2

I have found the below code. It is working nicely but a bit more error prone when you have the full alphabet involved.

ID = c(1,2,3)
POS1 = c('AG','GC','TT')
POS2 = c('GT','CC','TC')
POS3 = c('GG','CT','AT')
DF = data.frame(ID,POS1,POS2,POS3)
DF$POS1X <- chartr('ACGT','1234',DF$POS1)

but looking for something that won't require typing all letters and numbers into the code? Let's use the same data frame and what I am after is a loop that will covert "a" into 1, "b" into 2 etc...

Update: I have tried below in order not to create another column and just modify existing POS1. I did not work thou.

ID = c(1,2,3)
POS1 = c('AG','GC','TT')
POS2 = c('GT','CC','TC')
POS3 = c('GG','CT','AT')
DF = data.frame(ID,POS1,POS2,POS3)

just changing factor to character for POS1

DF$POS1  <- as.character(as.factor(DF$POS1))

map<-data.frame(LETTERS,as.character(1:26))
names(map)<-c("letters","numbers")

let2nums <- function(string){
  splitme <- unlist(strsplit(string,""))
  returnme <- as.integer(map[map$letters %in% splitme,]$numbers)
  return(as.numeric(returnme))
}

DF$POS1 <- mapply(let2nums, DF$POS1)

The oucome is rather interesing :) any idea why?

Kalenji
  • 401
  • 2
  • 19
  • 42
  • 2
    You probably would have had fewer possible sources of error had you made these character columns rather than leaving them as factor. – IRTFM May 22 '17 at 15:21
  • This is a [related post](https://stackoverflow.com/questions/37239715/convert-letters-to-numbers/37239786). – lmo May 22 '17 at 16:10

3 Answers3

4

One option is to create a key/value pair and then with gsubfn replace the values

library(gsubfn)
v1 <- setNames(seq_along(LETTERS), LETTERS)
DF[-1] <- lapply(DF[-1], function(x) gsubfn('(.)', as.list(v1), as.character(x)))
akrun
  • 874,273
  • 37
  • 540
  • 662
  • Works like magic, just one simple question, why do only capitol letters are changed and not small letters? – Kalenji May 23 '17 at 12:16
  • 1
    @Kalenji You can just it to `gsubfn('(.)', as.list(v1), toupper(as.character(x))))` – akrun May 23 '17 at 12:42
  • 2
    If you used c(LETTERS,letters) instead of just LETTERS you would get both upper and lowercase letters converted. – IRTFM May 23 '17 at 22:20
2

If you're really looking to process it through a loop as you said, you can do something like this.

for(i in 1:nrow(DF))
{
  DF$POS1X[i] <- paste(match(strsplit(toupper(DF$POS1[i]), "")[[1]], LETTERS), collapse = "")
}

You could alternatively apply this as a function using mapply as below.

letter.to.number <- function(x)
{
  num <- paste(match(strsplit(toupper(x), "")[[1]],LETTERS), collapse = "")
  return(num)
}

DF$POS1X <- mapply(letter.to.number, DF$POS1)
Matt Jewett
  • 3,249
  • 1
  • 14
  • 21
  • The chartr function has already been offered by the questioner, and is both more expressive and more efficient. – IRTFM May 22 '17 at 15:39
  • The OP actually requested an alternative to chartr as it requires the hard coding of the translation, and also breaks the code as chartr drops the second character in a translation.
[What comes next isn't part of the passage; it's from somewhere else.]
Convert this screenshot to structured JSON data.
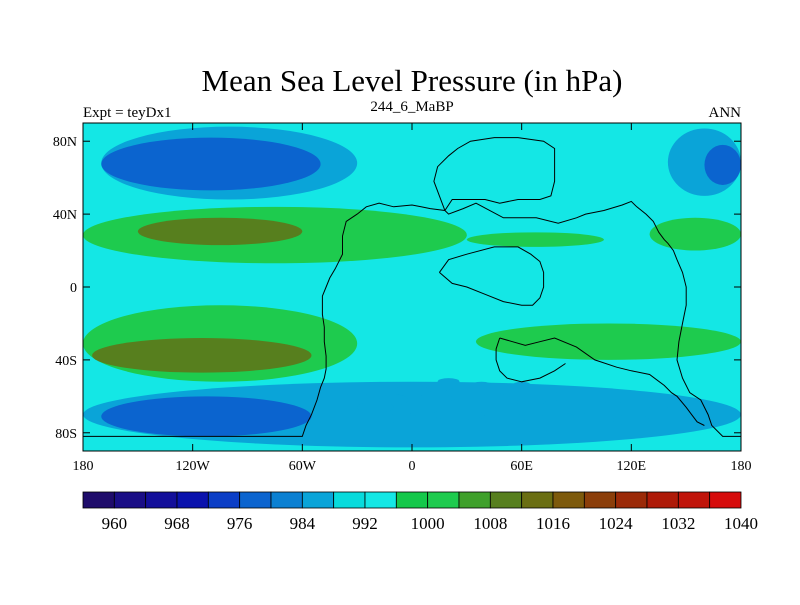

IE attempting `chartr('ABCDEFGHIJKL','123456789101112', "LKJ")` returns back `101` not `121110` as the OP would have liked. The code I have provide gives the requested functionality and is a viable solution to the problem. – Matt Jewett May 22 '17 at 15:50
  • I'm guessing that the OP did not want such a monstrosity... such a result has no separators and is completely ambiguous. – IRTFM May 22 '17 at 23:42
  • I agree that having the final output in a more structured format would certainly yield many benefits, either through the use of separators or simply by having single digit numbers preceded by zero to ensure every character is always represented by two digits. However that was not part of the original request, and without knowing the intended use of the final output it may not be necessary to do so. I would encourage you to make those suggestions to the OP, they may find your feedback useful. Alternatively if you have a better solution to offer, I'm sure you know where the answer button is. – Matt Jewett May 23 '17 at 04:16
  • Thankks all for your help. In terms of the output I do not mind if the numbers are without spaces. Anyway, for some reason the code provided by Matt Jewett introduces just NAs. How about having values converted to numbers in the same column, I mean POS1 and not POS1X? – Kalenji May 23 '17 at 11:11
  • If there are any characters that are non alphabetical, such as spaces or numbers those would be converted into NAs, as there would be no match within the LETTERS dataframe for those. – Matt Jewett May 23 '17 at 12:22
  • An easy way to remove those would be to wrap the match() function inside a na.omit statement like this. `num <- paste(na.omit(match(strsplit(toupper(x), "")[[1]],LETTERS)), collapse = "")` – Matt Jewett May 23 '17 at 12:34
  • Also, to convert to numbers for the same column, the only thing you would need to change is to reference the column on the left hand side of the assignment arrow. IE: Change `DF$POS1X` to `DF$POS1` and it will overwrite the column with the numerical version. – Matt Jewett May 23 '17 at 12:49
1

You can create a map :

map<-data.frame(LETTERS,as.character(1:26))
names(map)<-c("letters","numbers")

Then a function:

 let2nums <- function(string){
    splitme <- unlist(strsplit(string,""))
    returnme <- as.character(map[map$letters %in% splitme,]$numbers)
    return(as.numeric(returnme))
 }

> let2nums("ACGT")
[1] "13720"
amonk
  • 1,769
  • 2
  • 18
  • 27